História de dois irmãos com os pais numa casa de praia, “Algum lugar no tempo”, de A página assombrada por fantasmas (Rocco, 2011), de Antônio Xerxenesky (Porto Alegre, 1984; vive em São Paulo), é um texto ágil, divertido, de final triste ou aberto. Primoroso, envolvente como um jogo de videogame, que parece mimetizar, o conto merece um lugar numa antologia brasileira deste início de século

No mínimo, merecem entrar numa antologia atualizada duas histórias de Contos e poemas para ler na escola (Objetiva, 2014), de Bartolomeu Campos de Queirós (Pará de Minas, 1944-Belo Horizonte, 2012). Em “Hoje, isento de todas as emoções…”, o narrador, adulto, relembra as boas coisas da infância, como o vaga-lume num vidro, o canto do carro de boi pesado, as estrelas cadentes. Recorda-se também de “uma menina mansa que se chamava Felicidade”, que não sabe “por onde anda hoje”. O outro conto antológico é “Matemática contemporânea”, o perverso contraste entre a opulência da burguesia perdulária e a fome e carência de tanta gente na miséria.

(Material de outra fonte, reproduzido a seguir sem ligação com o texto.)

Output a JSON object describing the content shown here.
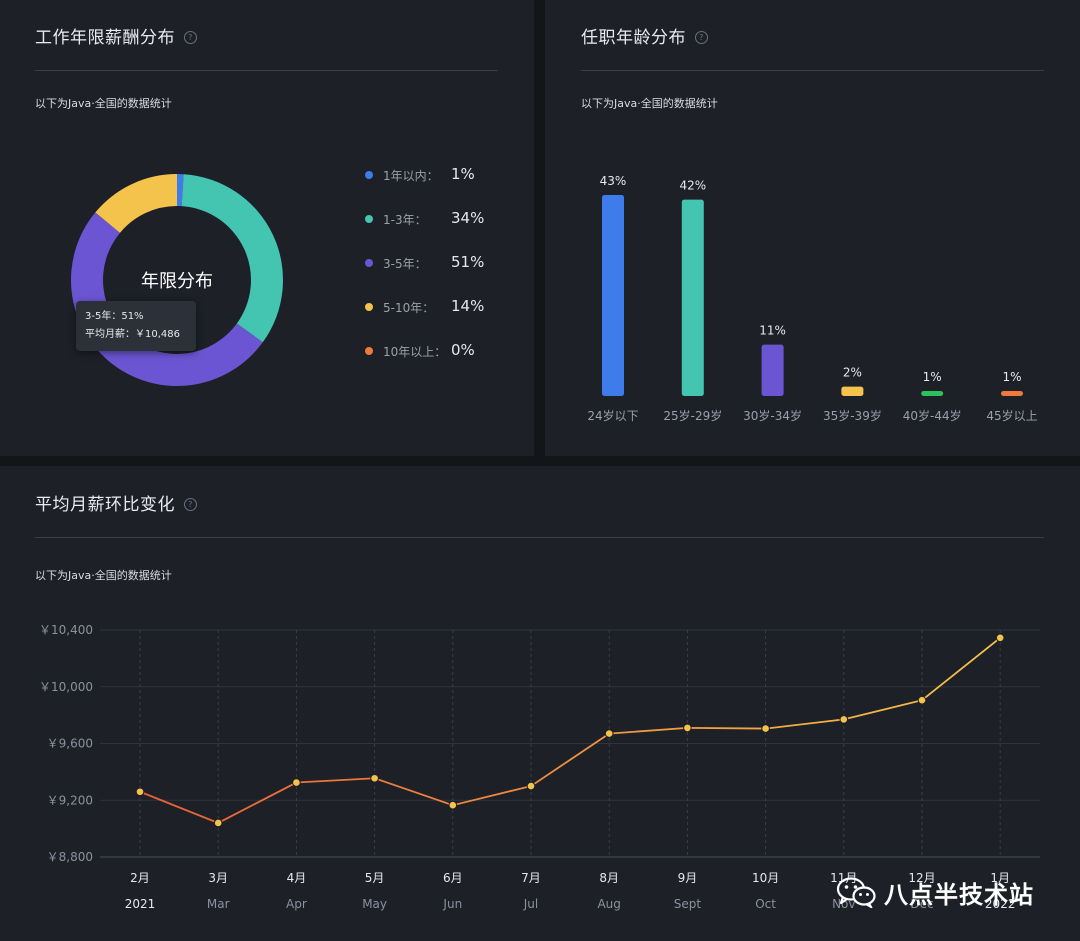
{
  "colors": {
    "blue": "#3f7ceb",
    "teal": "#43c5b2",
    "purple": "#6c55d2",
    "yellow": "#f4c34b",
    "orange": "#f07a3c",
    "green": "#2bc25e"
  },
  "help_icon_glyph": "?",
  "experience_panel": {
    "title": "工作年限薪酬分布",
    "subtitle": "以下为Java·全国的数据统计",
    "donut_center_label": "年限分布",
    "tooltip": {
      "line1": "3-5年：51%",
      "line2": "平均月薪：￥10,486"
    },
    "legend": [
      {
        "label": "1年以内：",
        "value": "1%"
      },
      {
        "label": "1-3年：",
        "value": "34%"
      },
      {
        "label": "3-5年：",
        "value": "51%"
      },
      {
        "label": "5-10年：",
        "value": "14%"
      },
      {
        "label": "10年以上：",
        "value": "0%"
      }
    ]
  },
  "age_panel": {
    "title": "任职年龄分布",
    "subtitle": "以下为Java·全国的数据统计"
  },
  "trend_panel": {
    "title": "平均月薪环比变化",
    "subtitle": "以下为Java·全国的数据统计"
  },
  "watermark": {
    "text": "八点半技术站"
  },
  "chart_data": [
    {
      "type": "pie",
      "donut": true,
      "title": "",
      "center_label": "年限分布",
      "categories": [
        "1年以内",
        "1-3年",
        "3-5年",
        "5-10年",
        "10年以上"
      ],
      "values": [
        1,
        34,
        51,
        14,
        0
      ],
      "colors": [
        "#3f7ceb",
        "#43c5b2",
        "#6c55d2",
        "#f4c34b",
        "#f07a3c"
      ],
      "legend": "right"
    },
    {
      "type": "bar",
      "title": "",
      "categories": [
        "24岁以下",
        "25岁-29岁",
        "30岁-34岁",
        "35岁-39岁",
        "40岁-44岁",
        "45岁以上"
      ],
      "values": [
        43,
        42,
        11,
        2,
        1,
        1
      ],
      "value_labels": [
        "43%",
        "42%",
        "11%",
        "2%",
        "1%",
        "1%"
      ],
      "colors": [
        "#3f7ceb",
        "#43c5b2",
        "#6c55d2",
        "#f4c34b",
        "#2bc25e",
        "#f07a3c"
      ],
      "ylim": [
        0,
        43
      ]
    },
    {
      "type": "line",
      "title": "",
      "categories": [
        "2月",
        "3月",
        "4月",
        "5月",
        "6月",
        "7月",
        "8月",
        "9月",
        "10月",
        "11月",
        "12月",
        "1月"
      ],
      "subcategories": [
        "2021",
        "Mar",
        "Apr",
        "May",
        "Jun",
        "Jul",
        "Aug",
        "Sept",
        "Oct",
        "Nov",
        "Dec",
        "2022"
      ],
      "values": [
        9260,
        9040,
        9325,
        9355,
        9165,
        9300,
        9670,
        9710,
        9705,
        9770,
        9905,
        10345
      ],
      "ylim": [
        8800,
        10400
      ],
      "yticks": [
        8800,
        9200,
        9600,
        10000,
        10400
      ],
      "ytick_labels": [
        "￥8,800",
        "￥9,200",
        "￥9,600",
        "￥10,000",
        "￥10,400"
      ],
      "grid": true,
      "line_gradient": [
        "#e85f36",
        "#f4c34b"
      ]
    }
  ]
}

De Beatriz Bracher (São Paulo, 1961), não pode faltar numa antologia o conto “Comida em Parati”, de Meu amor (Editora 34, 2009), em que a narradora reflete sobre os limites do alimento e da leitura, bela harmonia de ensaio e ficção, com apropriada epígrafe de Beckett e citações de Haroldo de Campos e Kenzaburo Oe. Uma preciosa joia literária.

A romancista Beatriz de Almeida Magalhães (Ouro Fino, MG, 1944; vive em Belo Horizonte) pode entrar numa antologia de contos com “Panóptico de Hahn”, publicado na coletânea Nove, novena: variações (org. H.A.; Olho dágua, 2016). A escritora inverte a perspectiva de “Pentágono de Hahn”, de Osman Lins, ao tornar a elefanta “revolucionária do imaginário coletivo em observadora”, como ela mesma explica. E o resultado é um belo e antológico texto, digna homenagem ao autor de Nove, novena.

Você vai voltar pra mim e outros contos (Cosac Naify, 2014), de Bernardo Kucinski (São Paulo, 1937), traz impressionantes relatos dos anos cruéis da ditadura. O livro inteiro é antológico pelo que contém de memória e arte. Entre outros, ganham destaque, pelo rigor histórico e apuro literário, o conto-título (retorno nada feliz, ao contrário do que se pode imaginar), “A negra Zuleika” (racismo, prepotência e arbítrio juntos), “Joana” (mulher procura na rua o filho morto pela ditadura por imaginá-lo ainda vivo), “Pais e filhos” (o reencontro de um pai de direita com o filho guerrilheiro no exílio) e “Tio André” (garoto tenta com o pai uma visita impossível, história que mescla dor, medo e remorso). Contos de molhar os olhos para calar, envergonhado, quem tenta encobrir a história com palavras vãs.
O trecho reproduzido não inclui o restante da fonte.